Reputation: 4966
I am having issues with coordinates. The PDFTextStripperByArea region seems to be pushed too high.
Consider the following example snippet:
...
PDPage page = (PDPage) allPages.get(0);
PDFTextStripperByArea stripper = new PDFTextStripperByArea();
// define region for extraction -- the coordinates and dimensions are x, y, width, height
Rectangle2D.Float region = new Rectangle2D.Float(x, y, width, height);
stripper.addRegion("test region", region);
// overlay the region with a cyan rectangle to check if I got the coordinates and dimensions right
PDPageContentStream contentStream = new PDPageContentStream(document, page, true, true);
contentStream.setNonStrokingColor( Color.CYAN );
contentStream.fillRect(x, y, width, height );
contentStream.close();
// extract the text from the defined region
stripper.extractRegions(page);
String content = stripper.getTextForRegion("test region");
...
document.save(...); ...
The cyan rectangle overlays the desired region nicely. On the other hand, stripper misses a couple of lines at the bottom of the rectangle and includes couple of lines above the rectangle -- it looks like it is shifted "upwards" (by y coordinate). What is going on?
Upvotes: 4
Views: 3359
Reputation: 304
As Christian said in his comment, the problem is that the coordinate system for the fillRect() method and the one for the PDFTextStripperByArea are different.
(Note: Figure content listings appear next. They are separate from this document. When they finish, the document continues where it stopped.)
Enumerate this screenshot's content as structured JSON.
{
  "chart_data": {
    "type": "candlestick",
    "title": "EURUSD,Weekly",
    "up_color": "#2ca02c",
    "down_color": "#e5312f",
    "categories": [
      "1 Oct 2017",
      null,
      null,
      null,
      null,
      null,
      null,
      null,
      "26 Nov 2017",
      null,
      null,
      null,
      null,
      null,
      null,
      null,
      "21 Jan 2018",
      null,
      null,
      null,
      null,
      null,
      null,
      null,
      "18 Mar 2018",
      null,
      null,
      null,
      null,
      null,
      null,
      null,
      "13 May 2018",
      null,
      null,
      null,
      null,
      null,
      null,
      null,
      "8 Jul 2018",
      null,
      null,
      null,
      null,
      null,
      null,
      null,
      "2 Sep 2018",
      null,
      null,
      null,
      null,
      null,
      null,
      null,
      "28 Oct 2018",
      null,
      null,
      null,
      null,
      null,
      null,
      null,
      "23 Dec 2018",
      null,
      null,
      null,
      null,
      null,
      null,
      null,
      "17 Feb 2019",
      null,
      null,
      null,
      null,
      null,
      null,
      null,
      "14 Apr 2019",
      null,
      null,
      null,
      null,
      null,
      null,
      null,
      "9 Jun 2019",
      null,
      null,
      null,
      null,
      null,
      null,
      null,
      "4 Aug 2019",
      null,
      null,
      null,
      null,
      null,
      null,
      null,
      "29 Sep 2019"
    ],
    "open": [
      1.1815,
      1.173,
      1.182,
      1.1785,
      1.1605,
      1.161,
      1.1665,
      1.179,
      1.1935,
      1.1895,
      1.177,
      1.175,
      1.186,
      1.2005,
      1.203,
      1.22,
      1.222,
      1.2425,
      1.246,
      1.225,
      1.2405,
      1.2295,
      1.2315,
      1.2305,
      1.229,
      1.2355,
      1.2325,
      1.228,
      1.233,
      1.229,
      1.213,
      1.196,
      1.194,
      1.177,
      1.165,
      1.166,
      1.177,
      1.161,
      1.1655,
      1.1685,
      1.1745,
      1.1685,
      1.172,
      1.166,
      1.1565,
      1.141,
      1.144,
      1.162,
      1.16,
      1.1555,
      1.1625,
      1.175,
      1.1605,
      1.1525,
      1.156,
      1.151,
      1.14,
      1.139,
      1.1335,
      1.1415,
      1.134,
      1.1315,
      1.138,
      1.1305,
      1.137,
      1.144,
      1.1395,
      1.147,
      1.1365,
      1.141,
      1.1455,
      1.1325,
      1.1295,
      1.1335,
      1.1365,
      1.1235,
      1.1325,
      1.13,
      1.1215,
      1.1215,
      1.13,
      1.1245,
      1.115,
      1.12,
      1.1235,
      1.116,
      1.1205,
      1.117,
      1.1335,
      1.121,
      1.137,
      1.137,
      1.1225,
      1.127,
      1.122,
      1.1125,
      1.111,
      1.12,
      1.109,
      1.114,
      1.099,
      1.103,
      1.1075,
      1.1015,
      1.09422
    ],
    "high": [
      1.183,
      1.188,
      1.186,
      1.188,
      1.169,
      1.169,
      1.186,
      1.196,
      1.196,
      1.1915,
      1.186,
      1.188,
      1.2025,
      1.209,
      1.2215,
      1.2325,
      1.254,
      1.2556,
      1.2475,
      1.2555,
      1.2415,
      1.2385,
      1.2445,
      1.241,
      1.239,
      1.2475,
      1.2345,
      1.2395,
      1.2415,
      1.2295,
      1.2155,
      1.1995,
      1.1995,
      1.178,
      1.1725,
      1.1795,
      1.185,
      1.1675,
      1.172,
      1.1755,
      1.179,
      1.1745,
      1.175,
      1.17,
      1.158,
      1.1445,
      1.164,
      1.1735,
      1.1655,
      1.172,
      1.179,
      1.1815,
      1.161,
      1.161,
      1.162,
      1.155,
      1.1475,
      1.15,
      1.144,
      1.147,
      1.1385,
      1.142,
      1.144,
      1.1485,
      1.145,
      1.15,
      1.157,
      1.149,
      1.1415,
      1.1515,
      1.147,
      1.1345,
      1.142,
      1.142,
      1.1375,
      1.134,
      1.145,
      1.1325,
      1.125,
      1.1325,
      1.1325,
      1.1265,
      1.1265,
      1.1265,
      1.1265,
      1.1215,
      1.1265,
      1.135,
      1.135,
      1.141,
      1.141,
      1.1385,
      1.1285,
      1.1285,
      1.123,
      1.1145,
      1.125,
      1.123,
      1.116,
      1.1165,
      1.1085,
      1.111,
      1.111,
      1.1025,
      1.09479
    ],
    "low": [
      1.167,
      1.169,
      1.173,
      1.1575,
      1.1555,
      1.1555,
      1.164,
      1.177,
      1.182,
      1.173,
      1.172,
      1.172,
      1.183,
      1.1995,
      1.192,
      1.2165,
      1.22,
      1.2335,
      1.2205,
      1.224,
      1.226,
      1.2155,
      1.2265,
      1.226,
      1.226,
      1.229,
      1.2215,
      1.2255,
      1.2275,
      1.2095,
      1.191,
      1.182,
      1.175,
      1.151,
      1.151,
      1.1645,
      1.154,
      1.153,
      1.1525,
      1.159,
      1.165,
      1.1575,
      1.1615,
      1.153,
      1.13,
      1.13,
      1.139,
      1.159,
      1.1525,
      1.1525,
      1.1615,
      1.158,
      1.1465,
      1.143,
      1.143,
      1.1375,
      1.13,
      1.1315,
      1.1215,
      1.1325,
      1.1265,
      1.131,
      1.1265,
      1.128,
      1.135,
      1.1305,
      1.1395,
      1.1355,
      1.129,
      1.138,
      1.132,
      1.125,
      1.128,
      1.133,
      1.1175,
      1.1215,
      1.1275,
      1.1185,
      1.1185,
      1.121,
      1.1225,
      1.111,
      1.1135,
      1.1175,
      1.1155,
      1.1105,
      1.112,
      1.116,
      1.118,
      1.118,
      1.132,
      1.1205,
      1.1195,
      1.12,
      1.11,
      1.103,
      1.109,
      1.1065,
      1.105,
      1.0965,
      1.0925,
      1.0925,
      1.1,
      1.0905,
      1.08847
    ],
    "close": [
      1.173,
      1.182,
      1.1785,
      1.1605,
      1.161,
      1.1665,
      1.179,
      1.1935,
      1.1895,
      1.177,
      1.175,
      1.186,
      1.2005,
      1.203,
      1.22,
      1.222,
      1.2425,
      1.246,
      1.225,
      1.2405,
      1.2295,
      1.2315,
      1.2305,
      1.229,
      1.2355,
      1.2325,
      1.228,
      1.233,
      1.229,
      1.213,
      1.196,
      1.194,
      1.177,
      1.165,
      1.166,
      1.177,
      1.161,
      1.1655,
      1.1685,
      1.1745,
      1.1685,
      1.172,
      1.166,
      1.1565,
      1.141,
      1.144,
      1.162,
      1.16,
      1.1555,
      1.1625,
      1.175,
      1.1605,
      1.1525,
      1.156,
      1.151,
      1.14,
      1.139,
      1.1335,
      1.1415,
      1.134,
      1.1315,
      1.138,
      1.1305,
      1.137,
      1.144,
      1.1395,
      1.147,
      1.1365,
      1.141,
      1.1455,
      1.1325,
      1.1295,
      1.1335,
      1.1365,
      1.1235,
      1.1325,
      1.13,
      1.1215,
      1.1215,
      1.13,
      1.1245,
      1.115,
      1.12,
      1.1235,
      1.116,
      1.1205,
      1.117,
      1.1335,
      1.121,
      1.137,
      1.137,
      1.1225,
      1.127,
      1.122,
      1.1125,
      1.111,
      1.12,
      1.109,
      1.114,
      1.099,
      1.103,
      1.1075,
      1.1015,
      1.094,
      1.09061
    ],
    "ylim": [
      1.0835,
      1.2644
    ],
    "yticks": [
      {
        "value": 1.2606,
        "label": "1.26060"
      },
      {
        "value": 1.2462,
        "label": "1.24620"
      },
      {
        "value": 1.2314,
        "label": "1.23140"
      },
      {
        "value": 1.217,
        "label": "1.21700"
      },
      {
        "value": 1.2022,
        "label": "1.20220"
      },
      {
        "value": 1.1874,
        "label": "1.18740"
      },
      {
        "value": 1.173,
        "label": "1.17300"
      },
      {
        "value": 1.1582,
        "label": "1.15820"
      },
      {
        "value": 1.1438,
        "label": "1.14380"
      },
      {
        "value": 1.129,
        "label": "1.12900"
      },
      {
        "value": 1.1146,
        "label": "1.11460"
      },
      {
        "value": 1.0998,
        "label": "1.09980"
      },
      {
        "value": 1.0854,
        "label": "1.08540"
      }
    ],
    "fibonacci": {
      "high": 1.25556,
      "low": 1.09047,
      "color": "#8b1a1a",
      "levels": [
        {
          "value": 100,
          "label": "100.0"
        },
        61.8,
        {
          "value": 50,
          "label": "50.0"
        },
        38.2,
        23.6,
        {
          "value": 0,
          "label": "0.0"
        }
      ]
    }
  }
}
The first expects the origin to be the lower-left corner of the page, while the second expects it to be the upper-left.
So, to make it work, change the region given to the PDFTextStripperByArea to:
Rectangle2D.Float region = new Rectangle2D.Float(x, ph - y - height, width, height);
where ph is the page height:
float ph = page.getMediaBox().getUpperRightY();
PS: I know this is a very old question, but Google brought me here when I faced the same problem, so I will add my answer.
Upvotes: 4
Reputation: 4966
Text is usually contained inside a positioning rectangle. Sometimes, the text is not at the expected position inside that rectangle, and PDFBox uses that rectangle to try and guess where the text is located. So if text starts outside the capture area and flows into it, it might not be extracted.
Rough sketch: Textbox starts outside the capture area but text flows inside it. It might not be captured.
____________
|Page |
| _______|
| |Area ||
| | ||
| ..|.....||
| ⁞ |Text⁞||
| ⁞ |____⁞||
| ⁞......⁞ |
|__________|
Upvotes: 1